***COMMENT: Steel’s slight return may herald recovery’s arrival

Green shoots or fool’s gold? The signs are there if you look for them. Last week light long product prices continued to rise in some regions as mills took advantage of a slight resurgence in demand to push through increases and pass on rises in scrap and billet costs. Even stainless steelmakers seemed to benefit, pushing through an 11% increase on base prices in Europe.

Green shoots or fool’s gold? The signs are there if you look for them.

Last week light long product prices continued to rise in some regions as mills took advantage of a slight resurgence in demand to push through increases and pass on rises in scrap and billet costs.
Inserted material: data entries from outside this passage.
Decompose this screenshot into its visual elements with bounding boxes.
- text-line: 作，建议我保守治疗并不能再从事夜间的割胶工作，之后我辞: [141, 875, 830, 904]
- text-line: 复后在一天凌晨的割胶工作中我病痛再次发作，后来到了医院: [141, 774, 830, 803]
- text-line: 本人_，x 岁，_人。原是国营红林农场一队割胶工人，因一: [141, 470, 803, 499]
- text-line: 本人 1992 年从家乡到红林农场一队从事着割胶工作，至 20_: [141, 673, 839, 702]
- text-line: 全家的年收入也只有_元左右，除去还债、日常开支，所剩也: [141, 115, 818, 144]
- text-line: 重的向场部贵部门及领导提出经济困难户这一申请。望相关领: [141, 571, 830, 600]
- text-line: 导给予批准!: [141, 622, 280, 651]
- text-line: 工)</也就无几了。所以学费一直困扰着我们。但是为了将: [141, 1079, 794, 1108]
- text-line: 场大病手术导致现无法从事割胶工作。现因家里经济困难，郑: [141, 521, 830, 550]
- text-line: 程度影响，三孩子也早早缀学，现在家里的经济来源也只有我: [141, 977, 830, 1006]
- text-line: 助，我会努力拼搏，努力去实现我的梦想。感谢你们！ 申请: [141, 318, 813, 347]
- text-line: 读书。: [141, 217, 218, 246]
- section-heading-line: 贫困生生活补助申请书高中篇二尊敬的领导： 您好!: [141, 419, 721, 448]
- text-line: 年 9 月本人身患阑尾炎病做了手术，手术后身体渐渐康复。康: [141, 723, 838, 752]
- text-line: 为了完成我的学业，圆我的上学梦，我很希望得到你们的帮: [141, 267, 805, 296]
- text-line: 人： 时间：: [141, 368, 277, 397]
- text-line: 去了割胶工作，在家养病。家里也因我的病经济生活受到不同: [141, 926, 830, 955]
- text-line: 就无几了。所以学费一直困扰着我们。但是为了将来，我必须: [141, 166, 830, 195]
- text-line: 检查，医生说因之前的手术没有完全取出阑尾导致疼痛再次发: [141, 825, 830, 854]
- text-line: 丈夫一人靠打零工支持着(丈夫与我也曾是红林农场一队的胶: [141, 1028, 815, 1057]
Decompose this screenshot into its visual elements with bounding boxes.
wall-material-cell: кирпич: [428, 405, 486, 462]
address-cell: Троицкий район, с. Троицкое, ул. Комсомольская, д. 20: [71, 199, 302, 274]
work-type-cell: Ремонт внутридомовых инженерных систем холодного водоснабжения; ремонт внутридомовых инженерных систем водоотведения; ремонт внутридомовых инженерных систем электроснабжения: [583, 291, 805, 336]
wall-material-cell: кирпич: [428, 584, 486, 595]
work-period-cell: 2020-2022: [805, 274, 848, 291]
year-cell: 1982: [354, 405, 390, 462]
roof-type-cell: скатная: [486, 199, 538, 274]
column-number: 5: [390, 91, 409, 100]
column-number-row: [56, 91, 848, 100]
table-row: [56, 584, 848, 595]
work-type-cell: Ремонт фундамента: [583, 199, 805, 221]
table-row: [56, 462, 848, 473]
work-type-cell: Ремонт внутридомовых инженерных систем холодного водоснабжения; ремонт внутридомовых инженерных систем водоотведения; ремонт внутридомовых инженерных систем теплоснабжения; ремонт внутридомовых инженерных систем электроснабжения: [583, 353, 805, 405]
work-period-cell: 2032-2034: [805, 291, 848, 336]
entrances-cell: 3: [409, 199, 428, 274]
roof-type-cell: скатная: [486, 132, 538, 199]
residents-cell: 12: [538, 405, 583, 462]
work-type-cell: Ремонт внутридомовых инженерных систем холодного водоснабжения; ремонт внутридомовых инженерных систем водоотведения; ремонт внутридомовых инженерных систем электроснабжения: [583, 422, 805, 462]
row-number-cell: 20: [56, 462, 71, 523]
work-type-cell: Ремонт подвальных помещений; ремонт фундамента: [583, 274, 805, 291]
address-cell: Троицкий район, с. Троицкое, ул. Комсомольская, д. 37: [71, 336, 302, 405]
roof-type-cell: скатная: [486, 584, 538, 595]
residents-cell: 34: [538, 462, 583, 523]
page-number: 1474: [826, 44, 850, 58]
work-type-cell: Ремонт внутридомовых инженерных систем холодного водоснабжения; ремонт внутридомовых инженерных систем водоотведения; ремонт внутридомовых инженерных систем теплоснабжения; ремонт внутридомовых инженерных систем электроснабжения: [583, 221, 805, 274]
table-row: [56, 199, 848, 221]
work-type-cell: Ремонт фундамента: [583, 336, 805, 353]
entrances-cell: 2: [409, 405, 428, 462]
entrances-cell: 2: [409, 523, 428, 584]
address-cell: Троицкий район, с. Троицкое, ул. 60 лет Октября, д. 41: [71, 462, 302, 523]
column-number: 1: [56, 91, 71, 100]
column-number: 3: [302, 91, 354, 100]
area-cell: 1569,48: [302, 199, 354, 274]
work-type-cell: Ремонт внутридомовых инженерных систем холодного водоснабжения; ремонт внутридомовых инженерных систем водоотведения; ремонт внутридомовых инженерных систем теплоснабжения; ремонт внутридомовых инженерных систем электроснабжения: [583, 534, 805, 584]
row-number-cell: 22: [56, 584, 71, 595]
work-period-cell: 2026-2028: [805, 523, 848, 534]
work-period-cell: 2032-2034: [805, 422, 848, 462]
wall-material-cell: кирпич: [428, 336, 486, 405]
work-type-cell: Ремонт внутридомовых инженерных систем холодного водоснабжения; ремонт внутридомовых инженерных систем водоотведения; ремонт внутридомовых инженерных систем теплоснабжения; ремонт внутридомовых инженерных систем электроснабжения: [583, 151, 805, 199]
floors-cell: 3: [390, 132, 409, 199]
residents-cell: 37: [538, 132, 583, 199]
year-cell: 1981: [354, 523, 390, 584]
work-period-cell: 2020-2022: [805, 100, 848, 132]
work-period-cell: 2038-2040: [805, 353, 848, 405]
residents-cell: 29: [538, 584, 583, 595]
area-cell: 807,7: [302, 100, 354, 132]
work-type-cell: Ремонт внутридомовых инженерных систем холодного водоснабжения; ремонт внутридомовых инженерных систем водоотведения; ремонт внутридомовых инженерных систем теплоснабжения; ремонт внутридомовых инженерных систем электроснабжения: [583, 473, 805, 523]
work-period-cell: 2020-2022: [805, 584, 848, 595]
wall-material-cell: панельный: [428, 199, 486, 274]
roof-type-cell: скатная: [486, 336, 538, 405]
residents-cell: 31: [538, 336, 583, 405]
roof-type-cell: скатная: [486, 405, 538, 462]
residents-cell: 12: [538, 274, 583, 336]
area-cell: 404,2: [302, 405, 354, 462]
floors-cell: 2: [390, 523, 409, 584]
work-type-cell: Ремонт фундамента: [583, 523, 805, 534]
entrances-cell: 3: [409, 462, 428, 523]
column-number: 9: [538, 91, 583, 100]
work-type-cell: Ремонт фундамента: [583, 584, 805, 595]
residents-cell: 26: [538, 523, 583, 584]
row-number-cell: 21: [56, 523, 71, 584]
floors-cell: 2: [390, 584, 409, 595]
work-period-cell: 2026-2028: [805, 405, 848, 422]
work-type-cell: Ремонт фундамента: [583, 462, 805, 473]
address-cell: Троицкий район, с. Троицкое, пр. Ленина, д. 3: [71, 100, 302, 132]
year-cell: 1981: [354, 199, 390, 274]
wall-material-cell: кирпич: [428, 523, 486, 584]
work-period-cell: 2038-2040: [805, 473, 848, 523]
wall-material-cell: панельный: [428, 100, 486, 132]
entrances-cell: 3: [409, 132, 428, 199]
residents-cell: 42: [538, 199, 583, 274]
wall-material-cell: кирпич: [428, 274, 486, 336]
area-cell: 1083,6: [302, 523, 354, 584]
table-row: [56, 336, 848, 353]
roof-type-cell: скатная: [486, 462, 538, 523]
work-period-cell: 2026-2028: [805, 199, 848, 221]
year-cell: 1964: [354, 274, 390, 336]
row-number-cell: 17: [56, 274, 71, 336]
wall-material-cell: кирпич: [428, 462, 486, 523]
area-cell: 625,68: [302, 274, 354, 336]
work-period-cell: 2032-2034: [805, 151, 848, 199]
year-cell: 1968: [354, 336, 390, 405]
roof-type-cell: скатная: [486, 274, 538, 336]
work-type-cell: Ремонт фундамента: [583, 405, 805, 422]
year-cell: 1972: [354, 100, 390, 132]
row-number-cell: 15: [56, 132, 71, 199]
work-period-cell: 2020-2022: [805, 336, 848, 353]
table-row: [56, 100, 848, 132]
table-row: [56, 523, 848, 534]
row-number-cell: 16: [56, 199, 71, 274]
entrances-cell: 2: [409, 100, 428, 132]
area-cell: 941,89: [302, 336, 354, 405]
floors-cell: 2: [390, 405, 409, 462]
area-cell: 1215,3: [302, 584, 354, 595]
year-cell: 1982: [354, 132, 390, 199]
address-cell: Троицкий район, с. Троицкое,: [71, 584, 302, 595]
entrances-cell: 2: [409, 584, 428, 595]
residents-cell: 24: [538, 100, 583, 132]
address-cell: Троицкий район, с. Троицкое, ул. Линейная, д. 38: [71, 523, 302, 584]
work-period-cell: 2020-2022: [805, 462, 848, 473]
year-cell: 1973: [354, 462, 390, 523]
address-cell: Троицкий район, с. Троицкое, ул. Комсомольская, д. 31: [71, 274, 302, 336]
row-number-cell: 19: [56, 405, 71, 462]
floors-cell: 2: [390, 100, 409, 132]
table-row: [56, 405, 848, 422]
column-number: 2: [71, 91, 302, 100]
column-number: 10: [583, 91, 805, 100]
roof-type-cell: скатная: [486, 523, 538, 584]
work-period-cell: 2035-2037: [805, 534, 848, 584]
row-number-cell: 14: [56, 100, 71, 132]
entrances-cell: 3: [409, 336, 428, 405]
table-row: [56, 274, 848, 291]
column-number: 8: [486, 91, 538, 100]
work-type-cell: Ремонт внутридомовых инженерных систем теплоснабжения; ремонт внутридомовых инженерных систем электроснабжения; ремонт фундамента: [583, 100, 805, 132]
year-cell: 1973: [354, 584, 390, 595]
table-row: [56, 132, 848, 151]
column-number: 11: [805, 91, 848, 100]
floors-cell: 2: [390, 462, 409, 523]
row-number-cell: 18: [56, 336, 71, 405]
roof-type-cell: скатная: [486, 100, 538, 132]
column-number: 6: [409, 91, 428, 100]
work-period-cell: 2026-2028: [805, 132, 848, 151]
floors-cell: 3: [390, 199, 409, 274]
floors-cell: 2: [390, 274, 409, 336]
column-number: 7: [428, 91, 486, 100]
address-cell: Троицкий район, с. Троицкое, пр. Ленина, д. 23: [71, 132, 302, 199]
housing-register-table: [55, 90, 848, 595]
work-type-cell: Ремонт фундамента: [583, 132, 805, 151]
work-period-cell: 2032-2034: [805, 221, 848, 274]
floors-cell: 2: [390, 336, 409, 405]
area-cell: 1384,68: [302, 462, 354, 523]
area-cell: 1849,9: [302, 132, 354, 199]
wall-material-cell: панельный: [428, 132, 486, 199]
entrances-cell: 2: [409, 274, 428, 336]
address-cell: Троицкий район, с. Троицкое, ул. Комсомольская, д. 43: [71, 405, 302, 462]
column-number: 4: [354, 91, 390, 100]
Even stainless steelmakers seemed to benefit, pushing through an 11% increase on base prices in Europe.

Seasonal upturn is a factor in rising prices, and of course it would be foolish to suggest that the crisis may have come to an end – doubtless we will see more falls before sustained growth returns.

But the performance of some key indicators was encouraging.

UK-based trading house Stemcor, the world’s largest steel trader, reported the second-most successful year in its history in 2008, saying that it - unlike most steelmakers - had largely avoided significant losses last year when the markets turned.

At the same time European distribution firm Klöckner & Co posted improved full-year figures for 2008, although it did warn that earnings would drop significantly in 2009.

And London money-broker Moneycorp predicted that the global economy is set for a period of stability because toxic debts have been worked through the system, the evidence for which is greater M&A activity.

Equity markets also reacted positively to news that G20 nations had agreed to provide an additional $500 billion to the International Monetary Fund (IMF), as part of a $850 billion plan to provide capital to developing countries.

All in all, the investments are part of what the G20 characterised as “an additional $1.1 trillion programme of support to restore credit, growth and jobs in the world economy”.

“Together with the measures we have each taken nationally, this constitutes a global plan for recovery on an unprecedented scale,” the G20 said in a combined statement.

A great deal of pressure was mounted on the G20 talks, not least from the small crowd of protestors who populated the streets of London’s financial centre.

At first glance, Iron and Steel Statistics Bureau (ISSB) statistics that reveal China recorded its first trade deficit in steel mill products since November 2009 are also encouraging.

But, as easy as it might be, one should not get carried away. Negative indicators are still painfully noticeable.

Considering that inventories in China remain at historically high levels, these statistics could indicate that the world’s largest steel-producing nation no longer has a low enough cost base to be competitive on the international market.

A lot rides on negotiations for annual benchmark prices for steelmaking raw materials.

Spot market iron ore bookings cfr China posted small declines this week to $63-64 per tonne for fines, but steel mills will need to get annual contract prices down to prices in the mid- to high-$20 per tonne mark to enable them to be truly competitive.

Changes to export tax rebates will only make Chinese offers more competitive, something many other nations are more than aware of, with some continuing to embrace protectionism.

The UAE was the latest to join this club last week, reinstating a 5% import duty on rebar as exporters to the traditionally vibrant construction centre squabbled and undercut each others’ prices.

Avoiding protectionism will be as much of a challenge as providing liquidity to the markets, as the G20 also noted at their London meeting.

“World trade growth has underpinned rising prosperity for half a century. But it is now falling for the first time in 25 years,” it said. “Falling demand is exacerbated by growing protectionist pressures and a withdrawal of trade credit.”

“Reinvigorating world trade and investment is essential for restoring global growth. We will not repeat the historic mistakes of protectionism of previous eras,” it promised, pledging to “refrain from raising new barriers to investment or to trade in goods and services, imposing new export restrictions, or implementing World Trade Organisation inconsistent measures to stimulate exports.”

Promising to make at least $250 billion available over the next two years to support trade finance, the G20 should be applauded for its stance. But it will take more than a collection of politicians to make this a reality.

The world should certainly be encouraged by last week’s news. But pragmatism is still the name of the game.